Individuals with independent self-construals will pursue self-interest goals when in power, while those with interdependent self-construals will pursue other-oriented responsibility goals (Chen &
Welland, 2002). It seems likely that such dynamics are present in South African society and differences in men‟s and women‟s self-construals are perpetuated by the existing power differentials.
This also points to the importance of context in the formation of self – a cycle that “is perpetuated in part because women‟s gender socialization emphasized relatedness, so that women are more likely to think in…situated terms, a way of thinking not well suited to the Western cultural paradigm of individualism” (Kemmelmeier & Oyserman, 2001, p. 130). Indeed, many have argued that the separate and connected self-concepts are not stable and invariant across time and context, but fluid and dependent on contextual factors, including the nature of the self-other relationship (David et al., 2004; Onorato & Turner, 2001; Turner, 1985; Turner et al., 1987). Perhaps the perceived nature of the particular relationship and the way in which individuals participate in these relationships led to the results for men and women in this study as they have in others (Friedman, 1998) – but it would be interesting to see what differences may have emerged both between and within groups (i.e., men and women) had there been a follow-up investigation.
The above arguments for the fluidity of self-concepts do not necessarily discount theories that women and men experience predominantly different types of selves (Chodorow, 1989).
Rather, it is proposed that concrete differences in social context can mediate these gender differences. In situations where the nature of the self-other relationship is ambiguous, such as when the familiarity of the hypothetical other is unspecified, individuals may need to look to other sources of information to determine the appropriate behavior. It is suggested that in a situation such as this, individuals may look to their own identity (i.e., male or female), making salient the norms and stereotypes that exist for gender, with women more connected and care-oriented and men more separate and justice-oriented (Ryan & David, 2004) (Ryan et al., 2004, p. 248).
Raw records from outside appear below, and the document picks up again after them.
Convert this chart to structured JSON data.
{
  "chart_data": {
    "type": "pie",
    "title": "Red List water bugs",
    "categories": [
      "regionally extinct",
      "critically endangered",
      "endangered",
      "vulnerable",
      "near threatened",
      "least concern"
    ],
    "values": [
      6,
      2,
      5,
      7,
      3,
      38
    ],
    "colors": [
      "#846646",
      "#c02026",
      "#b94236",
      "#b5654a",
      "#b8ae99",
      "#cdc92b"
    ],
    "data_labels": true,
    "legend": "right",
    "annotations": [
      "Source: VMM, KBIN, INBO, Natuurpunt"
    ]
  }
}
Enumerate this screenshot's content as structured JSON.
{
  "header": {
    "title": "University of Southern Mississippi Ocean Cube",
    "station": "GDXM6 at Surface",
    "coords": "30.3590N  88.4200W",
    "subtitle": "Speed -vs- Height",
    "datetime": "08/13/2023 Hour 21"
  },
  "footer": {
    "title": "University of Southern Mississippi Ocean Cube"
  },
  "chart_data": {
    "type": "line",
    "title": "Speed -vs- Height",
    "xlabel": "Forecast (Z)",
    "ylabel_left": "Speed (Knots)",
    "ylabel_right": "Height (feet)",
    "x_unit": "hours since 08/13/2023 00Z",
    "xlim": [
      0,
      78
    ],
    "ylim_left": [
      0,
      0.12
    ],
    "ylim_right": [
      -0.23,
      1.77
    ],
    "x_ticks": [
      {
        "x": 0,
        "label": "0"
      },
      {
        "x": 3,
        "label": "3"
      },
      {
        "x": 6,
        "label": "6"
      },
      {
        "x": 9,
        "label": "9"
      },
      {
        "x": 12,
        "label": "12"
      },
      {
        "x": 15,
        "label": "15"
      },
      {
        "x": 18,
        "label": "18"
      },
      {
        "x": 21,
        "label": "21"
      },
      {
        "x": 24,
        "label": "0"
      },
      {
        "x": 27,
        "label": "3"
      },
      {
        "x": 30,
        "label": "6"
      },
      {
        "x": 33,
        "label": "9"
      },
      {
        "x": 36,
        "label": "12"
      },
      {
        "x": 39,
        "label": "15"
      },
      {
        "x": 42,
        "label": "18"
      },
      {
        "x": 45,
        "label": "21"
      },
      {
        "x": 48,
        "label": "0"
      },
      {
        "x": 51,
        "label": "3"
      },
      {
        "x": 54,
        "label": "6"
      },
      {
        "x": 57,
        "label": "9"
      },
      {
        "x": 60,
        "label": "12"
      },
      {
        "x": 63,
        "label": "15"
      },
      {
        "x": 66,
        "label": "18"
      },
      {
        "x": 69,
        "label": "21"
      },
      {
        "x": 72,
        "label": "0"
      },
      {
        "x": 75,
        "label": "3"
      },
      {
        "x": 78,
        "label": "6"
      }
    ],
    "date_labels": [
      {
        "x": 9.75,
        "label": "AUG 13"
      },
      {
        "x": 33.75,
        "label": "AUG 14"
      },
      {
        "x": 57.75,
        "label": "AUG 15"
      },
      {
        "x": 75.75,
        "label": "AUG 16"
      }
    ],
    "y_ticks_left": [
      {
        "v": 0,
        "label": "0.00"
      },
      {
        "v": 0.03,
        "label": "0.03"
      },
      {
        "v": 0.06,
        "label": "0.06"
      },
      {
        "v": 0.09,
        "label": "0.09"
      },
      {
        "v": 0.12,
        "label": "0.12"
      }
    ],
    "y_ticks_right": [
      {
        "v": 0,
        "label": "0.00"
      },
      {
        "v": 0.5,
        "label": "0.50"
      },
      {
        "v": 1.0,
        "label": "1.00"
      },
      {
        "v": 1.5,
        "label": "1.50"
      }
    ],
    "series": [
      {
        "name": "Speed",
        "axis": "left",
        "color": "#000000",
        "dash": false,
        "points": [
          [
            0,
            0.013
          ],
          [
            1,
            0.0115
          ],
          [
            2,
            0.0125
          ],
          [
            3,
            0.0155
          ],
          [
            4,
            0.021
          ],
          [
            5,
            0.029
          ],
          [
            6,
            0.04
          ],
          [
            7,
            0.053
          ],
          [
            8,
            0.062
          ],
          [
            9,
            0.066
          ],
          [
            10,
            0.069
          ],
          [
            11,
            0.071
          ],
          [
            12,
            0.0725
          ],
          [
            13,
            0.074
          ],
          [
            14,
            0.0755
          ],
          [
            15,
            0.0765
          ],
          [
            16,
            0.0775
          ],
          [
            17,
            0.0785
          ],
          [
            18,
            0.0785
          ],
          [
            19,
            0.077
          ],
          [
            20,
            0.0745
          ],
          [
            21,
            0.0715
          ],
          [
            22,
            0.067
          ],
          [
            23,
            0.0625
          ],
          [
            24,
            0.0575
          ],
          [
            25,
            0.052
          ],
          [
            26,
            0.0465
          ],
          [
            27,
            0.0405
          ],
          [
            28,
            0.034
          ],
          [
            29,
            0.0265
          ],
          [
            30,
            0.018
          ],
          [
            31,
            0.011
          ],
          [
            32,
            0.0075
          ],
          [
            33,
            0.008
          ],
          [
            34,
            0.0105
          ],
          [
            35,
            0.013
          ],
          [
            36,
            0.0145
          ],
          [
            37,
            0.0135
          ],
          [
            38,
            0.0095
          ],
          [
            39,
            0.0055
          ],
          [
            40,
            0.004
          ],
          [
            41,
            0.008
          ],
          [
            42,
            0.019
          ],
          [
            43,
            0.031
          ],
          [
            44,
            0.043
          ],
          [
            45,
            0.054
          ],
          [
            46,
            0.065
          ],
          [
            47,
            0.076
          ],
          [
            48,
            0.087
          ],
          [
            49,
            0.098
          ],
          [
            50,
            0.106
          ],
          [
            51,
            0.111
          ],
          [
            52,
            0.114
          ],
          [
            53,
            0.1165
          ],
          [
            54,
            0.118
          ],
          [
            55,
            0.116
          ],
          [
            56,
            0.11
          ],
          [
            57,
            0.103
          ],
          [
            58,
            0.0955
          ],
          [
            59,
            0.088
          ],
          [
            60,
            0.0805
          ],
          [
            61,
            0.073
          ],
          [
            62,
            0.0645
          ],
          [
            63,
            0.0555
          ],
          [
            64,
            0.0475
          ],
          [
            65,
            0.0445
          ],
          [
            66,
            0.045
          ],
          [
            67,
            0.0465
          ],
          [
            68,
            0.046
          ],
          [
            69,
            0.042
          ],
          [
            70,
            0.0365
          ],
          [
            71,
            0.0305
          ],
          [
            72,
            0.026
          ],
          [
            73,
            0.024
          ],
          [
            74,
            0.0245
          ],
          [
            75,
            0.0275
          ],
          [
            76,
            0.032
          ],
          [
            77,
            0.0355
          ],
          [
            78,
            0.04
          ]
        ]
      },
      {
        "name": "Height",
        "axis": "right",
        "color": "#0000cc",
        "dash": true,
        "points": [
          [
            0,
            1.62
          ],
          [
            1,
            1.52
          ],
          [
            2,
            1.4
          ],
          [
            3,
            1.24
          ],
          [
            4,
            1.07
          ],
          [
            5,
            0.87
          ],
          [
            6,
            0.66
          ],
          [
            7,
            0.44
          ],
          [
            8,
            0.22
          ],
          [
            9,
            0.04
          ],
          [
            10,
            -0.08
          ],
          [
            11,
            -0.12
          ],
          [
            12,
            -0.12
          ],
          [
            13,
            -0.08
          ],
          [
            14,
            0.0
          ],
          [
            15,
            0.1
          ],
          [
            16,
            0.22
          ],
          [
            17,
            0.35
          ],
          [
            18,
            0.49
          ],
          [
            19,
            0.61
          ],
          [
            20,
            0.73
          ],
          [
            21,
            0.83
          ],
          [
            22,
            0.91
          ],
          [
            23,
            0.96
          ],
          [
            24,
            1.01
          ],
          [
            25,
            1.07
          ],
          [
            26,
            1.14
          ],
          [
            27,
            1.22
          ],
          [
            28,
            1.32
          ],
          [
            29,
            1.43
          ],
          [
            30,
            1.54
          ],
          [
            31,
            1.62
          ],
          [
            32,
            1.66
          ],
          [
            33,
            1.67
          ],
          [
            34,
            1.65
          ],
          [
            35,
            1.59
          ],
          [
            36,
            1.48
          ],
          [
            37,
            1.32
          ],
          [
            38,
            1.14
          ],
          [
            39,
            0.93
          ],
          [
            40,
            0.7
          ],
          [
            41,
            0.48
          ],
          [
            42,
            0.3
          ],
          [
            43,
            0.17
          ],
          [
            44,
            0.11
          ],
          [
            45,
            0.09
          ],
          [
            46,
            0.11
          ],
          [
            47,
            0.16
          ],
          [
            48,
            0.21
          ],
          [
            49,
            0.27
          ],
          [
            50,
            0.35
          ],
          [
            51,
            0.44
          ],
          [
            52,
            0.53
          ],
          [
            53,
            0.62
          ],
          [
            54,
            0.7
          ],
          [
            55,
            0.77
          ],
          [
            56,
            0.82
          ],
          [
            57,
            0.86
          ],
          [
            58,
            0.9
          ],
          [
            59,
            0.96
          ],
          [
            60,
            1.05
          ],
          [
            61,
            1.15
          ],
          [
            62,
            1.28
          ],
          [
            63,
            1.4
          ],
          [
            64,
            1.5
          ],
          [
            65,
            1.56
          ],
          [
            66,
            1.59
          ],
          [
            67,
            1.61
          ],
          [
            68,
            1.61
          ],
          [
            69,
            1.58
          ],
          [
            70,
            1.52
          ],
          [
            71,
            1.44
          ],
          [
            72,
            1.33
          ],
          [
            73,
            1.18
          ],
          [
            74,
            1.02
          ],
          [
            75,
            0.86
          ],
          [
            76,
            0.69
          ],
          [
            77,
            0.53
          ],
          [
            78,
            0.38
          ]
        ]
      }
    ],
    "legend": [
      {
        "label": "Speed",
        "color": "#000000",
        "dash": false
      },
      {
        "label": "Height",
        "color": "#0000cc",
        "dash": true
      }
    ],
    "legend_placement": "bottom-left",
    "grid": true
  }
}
Nonetheless, Ryan et al. (2004) found that gender was not a significant predictor of the social distance between self and other, in contrast to the results of the present investigation. However, closer examination of men and women‟s perceptions of the nature of self-other relationships could dilute the apparent gender differences in their self-concepts that were found in this study.
Indeed, the fact that these significant results do not hold across cultures (Black and White) in this study, are evidence of the influence of factors other than gender in self-development.